Addendum: he also wrote "A Mule for the Marquesa," which was turned into the movie The Professionals.

Kevin Wolf

I've never heard of this movie. Must look it up.

1950s westerns are among the most interesting films in American movies. I do think, though, that The Searchers is overrated. It's about 50% great western stuff (with a better than expected John Wayne performance) and 50% dumb John Ford hokum.


For what it's worth, Rio Arriba is the name of a county in New Mexico. Doesn't mean that it was supposed to take place there but it could.


I see Lance edited my addendum to link to the second movie. That one contains one of my favorite movie lines of all time. Marvin's character is talking to Bellamy's character and has just been called a bastard. Marvin says: "Yes sir. In my case an accident of birth, but you, sir, are a self-made man."


Naked Spur, yes!!!! One of the most underrated westerns of all times. Perhaps one of the most neglected films of any genre.

Nice appreciation of The Bravados, Lance.


Naked Spur is indeed an incredible movie, especially since it had Robert Ryan in one of his greatest performances (as well as Ralph Meeker in one of HIS best performances).


I promise to see The Bravados (always glad to hear of a good Western), but you must see The Gunfighter. Peck's best performance in my view, better than Atticus.

Kevin Hayden

Gregory Peck is one of less than a handful of actors that I've ever been able to say: I don't think he made a bad film in his career, because no matter what it was, Peck made it worthwhile if only for his performance.

Excellent review, Lance, and now I hafta go rent Naked Spur.

Exiled in New Jersey

I saw The Gunfighter at age eight, and it stuck with me for forty plus years until I rented it and was amazed by it again. By that date I could only remember the ending, and when I watched it again, I patted the 8-year old myself on the back for sitting through this story not crammed with action. Rent it, Lance.

Leah A

Naked Spur is available, as of yesterday, on a newly released DVD, which means rentals of it will probably be available.
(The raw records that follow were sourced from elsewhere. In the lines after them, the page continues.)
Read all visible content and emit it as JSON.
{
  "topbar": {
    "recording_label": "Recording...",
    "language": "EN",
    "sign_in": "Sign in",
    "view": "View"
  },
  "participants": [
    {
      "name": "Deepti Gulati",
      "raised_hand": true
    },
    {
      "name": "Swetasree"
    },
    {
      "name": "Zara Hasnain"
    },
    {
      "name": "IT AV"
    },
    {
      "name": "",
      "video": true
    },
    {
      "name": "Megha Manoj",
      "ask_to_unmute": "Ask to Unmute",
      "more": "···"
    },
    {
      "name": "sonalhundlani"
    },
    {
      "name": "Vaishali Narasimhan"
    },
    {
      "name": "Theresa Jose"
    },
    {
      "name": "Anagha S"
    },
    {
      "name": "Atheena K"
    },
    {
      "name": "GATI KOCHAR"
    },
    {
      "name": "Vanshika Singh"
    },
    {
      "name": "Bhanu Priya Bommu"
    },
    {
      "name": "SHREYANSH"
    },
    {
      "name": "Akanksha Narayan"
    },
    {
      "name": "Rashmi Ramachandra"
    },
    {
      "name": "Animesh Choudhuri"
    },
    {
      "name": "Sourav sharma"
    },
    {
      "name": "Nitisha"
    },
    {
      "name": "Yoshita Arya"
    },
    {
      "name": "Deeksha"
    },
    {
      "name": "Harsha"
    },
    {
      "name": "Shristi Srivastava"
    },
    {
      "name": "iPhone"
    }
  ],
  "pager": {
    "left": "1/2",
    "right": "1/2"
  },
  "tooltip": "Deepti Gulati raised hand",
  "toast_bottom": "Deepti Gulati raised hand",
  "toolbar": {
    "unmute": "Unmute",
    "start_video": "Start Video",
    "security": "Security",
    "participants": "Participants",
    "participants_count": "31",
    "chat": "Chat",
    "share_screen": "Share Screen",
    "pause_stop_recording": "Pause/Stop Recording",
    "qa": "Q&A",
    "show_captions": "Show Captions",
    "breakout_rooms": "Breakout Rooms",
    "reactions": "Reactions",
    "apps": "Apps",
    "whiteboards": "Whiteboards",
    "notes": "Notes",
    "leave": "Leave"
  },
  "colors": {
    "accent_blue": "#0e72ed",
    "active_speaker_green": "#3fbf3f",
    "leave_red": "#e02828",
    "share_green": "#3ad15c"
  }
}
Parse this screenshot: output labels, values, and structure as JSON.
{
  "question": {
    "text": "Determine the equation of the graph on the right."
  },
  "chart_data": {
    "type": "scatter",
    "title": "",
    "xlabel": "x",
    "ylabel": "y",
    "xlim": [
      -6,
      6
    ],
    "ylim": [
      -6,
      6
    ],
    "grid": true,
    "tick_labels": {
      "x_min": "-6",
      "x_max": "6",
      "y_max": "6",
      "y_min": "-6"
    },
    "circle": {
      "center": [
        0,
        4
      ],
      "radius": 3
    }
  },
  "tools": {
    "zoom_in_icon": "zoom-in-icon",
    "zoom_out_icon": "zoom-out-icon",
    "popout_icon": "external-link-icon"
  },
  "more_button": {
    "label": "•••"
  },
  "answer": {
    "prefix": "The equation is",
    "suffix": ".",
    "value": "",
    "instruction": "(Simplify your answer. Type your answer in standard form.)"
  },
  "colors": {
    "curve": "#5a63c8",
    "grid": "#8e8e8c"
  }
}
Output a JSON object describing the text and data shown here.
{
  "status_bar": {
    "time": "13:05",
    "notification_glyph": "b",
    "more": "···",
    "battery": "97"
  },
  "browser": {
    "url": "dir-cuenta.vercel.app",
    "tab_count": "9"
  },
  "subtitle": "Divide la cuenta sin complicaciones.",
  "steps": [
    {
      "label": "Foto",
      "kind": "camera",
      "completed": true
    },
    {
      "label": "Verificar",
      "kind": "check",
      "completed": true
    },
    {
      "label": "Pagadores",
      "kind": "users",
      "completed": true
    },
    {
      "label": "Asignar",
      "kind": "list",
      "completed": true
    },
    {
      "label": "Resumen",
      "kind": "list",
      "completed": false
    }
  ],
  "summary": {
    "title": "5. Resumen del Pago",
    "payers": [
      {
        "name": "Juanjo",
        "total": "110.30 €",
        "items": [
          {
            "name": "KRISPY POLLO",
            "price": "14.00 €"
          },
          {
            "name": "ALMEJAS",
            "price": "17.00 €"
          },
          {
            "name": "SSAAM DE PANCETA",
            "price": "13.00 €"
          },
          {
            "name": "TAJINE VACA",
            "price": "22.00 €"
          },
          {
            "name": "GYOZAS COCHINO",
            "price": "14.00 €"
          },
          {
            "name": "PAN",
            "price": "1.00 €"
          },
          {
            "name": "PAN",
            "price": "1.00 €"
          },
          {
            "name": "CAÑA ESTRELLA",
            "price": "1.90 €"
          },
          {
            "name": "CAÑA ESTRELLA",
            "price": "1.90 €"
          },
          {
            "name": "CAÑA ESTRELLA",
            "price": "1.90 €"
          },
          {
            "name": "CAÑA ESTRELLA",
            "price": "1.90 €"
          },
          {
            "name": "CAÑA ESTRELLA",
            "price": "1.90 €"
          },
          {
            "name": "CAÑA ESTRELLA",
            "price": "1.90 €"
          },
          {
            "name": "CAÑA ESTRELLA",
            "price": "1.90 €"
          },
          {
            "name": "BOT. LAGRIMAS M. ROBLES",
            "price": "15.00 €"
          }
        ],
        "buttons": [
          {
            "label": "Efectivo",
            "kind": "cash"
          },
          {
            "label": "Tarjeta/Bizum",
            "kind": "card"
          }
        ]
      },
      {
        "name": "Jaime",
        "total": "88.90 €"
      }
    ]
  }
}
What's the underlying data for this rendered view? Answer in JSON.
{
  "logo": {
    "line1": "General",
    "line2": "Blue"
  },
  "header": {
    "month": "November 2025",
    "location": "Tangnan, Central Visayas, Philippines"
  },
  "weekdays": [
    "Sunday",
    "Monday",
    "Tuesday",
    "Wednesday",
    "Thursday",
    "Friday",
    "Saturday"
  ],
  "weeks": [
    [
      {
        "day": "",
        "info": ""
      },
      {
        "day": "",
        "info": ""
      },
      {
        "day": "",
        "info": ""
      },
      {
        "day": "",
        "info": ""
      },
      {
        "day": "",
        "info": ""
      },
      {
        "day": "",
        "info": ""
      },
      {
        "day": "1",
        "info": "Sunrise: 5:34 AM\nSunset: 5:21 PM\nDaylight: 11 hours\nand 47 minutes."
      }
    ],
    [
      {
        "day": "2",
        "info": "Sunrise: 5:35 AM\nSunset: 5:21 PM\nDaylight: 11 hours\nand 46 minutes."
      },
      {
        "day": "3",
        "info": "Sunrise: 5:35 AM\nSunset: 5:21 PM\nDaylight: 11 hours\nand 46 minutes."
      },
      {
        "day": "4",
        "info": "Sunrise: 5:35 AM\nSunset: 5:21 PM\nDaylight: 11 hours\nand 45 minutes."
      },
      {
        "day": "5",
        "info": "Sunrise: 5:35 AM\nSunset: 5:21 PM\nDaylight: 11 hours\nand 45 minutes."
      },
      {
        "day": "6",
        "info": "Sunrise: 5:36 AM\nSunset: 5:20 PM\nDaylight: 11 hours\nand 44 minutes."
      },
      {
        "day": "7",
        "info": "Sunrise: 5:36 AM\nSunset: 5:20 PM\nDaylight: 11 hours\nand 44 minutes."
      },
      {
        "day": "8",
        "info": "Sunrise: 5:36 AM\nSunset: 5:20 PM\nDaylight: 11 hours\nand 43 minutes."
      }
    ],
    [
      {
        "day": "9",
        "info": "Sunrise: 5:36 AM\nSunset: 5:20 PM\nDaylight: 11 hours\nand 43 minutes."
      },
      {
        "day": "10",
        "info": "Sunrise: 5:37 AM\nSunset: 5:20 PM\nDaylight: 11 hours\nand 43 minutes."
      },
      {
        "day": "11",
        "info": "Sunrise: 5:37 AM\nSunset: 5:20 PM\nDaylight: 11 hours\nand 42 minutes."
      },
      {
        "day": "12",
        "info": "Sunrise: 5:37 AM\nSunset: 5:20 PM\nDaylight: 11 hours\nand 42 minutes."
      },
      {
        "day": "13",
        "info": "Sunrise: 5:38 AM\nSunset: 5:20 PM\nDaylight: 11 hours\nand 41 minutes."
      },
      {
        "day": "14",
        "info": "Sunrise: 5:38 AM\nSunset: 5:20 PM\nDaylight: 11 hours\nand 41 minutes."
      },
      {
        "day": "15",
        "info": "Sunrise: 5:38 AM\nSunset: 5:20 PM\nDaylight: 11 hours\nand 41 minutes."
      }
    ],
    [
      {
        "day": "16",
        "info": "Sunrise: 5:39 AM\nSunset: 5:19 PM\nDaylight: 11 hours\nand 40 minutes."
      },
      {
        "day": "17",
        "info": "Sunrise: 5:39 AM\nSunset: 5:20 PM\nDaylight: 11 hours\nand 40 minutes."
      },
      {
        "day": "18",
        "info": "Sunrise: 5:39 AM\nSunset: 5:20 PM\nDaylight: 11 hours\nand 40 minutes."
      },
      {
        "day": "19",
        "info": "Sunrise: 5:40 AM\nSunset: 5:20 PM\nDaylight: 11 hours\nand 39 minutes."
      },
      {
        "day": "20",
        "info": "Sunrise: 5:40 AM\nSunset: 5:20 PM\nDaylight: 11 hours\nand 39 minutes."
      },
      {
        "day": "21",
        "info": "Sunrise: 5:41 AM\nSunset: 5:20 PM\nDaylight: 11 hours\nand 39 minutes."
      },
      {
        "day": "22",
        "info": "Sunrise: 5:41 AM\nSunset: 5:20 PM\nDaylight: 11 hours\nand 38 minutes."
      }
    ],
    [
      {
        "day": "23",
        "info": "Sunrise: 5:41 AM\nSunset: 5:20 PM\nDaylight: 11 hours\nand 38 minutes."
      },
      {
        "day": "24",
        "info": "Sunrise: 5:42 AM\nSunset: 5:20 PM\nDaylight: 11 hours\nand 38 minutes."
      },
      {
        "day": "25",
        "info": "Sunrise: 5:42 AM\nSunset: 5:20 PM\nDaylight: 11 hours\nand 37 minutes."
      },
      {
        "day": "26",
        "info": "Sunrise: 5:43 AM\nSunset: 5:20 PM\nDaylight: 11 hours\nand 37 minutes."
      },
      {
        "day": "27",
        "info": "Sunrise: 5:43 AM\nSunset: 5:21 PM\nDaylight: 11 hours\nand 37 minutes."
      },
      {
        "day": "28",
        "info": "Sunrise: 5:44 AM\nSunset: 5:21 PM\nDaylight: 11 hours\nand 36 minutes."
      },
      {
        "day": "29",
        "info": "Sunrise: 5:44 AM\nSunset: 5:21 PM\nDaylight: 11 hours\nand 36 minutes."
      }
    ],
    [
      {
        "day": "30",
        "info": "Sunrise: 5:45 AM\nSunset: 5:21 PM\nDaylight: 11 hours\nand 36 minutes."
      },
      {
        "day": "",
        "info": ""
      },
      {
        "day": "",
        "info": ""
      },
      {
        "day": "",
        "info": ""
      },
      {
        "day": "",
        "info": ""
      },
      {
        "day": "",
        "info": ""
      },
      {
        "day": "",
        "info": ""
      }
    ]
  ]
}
Another interesting black & white 20th Greg Peck western not as well known as "The Gunfighter," is Yellow Sky, which I believe is already on DVD. Wm Wellman directed, Widmark and Anne Baxter co-star with Peck. An interesting oddity of the film, no music on the sound track, if memory serves. Particularly notable, one scene in which Peck and Baxter, portrayed as a tough cookie in dusty jeans, have a physical tussle; as expected, Peck wins, but the usual sexual heat of such moments, when the dominant male physical dominates the scrappy female, is undercut by a single hilarious line.

Wonderful discussion of The Bravados; always love it when you talk about movies. And everything else you choose to talk about, of course.

Exiled in New Jersey

While you are out renting Naked Spur, Gunfighter and others, find Lonely Are The Brave, a 1962 western that Kirk Douglas thought was his best film. You have a wonderful knack for moseying around Western movies.

RN bows

Is the young child that portrayed Pecks daughter, still acting as an adult? Thanks RNB

Scott D

Great review, particularly noting the very straightforward presentation of life in the Latino Southwest as being, well, unabashedly Latino. The dialogue in Spanish was not subtitled, thankfully. Peck appears to actually have spoken his lines from more than memory.

The non-Anglo characters were not one-dimensional. That seems far ahead of its time for still-segregated America in 1958, as does the movie's very un-1950s themes of reckless male violence that leads to rape (the one not scene and the one almost perpetrated). Also of note is that the violence here isn't minimalized; it has a raw feel; we see what damage happens when a man is killed at close range. The knife attack on the sheriff has a peculiar nastiness to it that seems out of place for its time.

It would have nice to know where the film was shot. I agree with the the reviewer that the framing was crisp. I think the cinematography was superb, giving full license to the outstanding scenery chosen for the setting. I just wish I knew where that scenery is located. I would go there in a heartbeat.


who played pecks daughter in the bravados?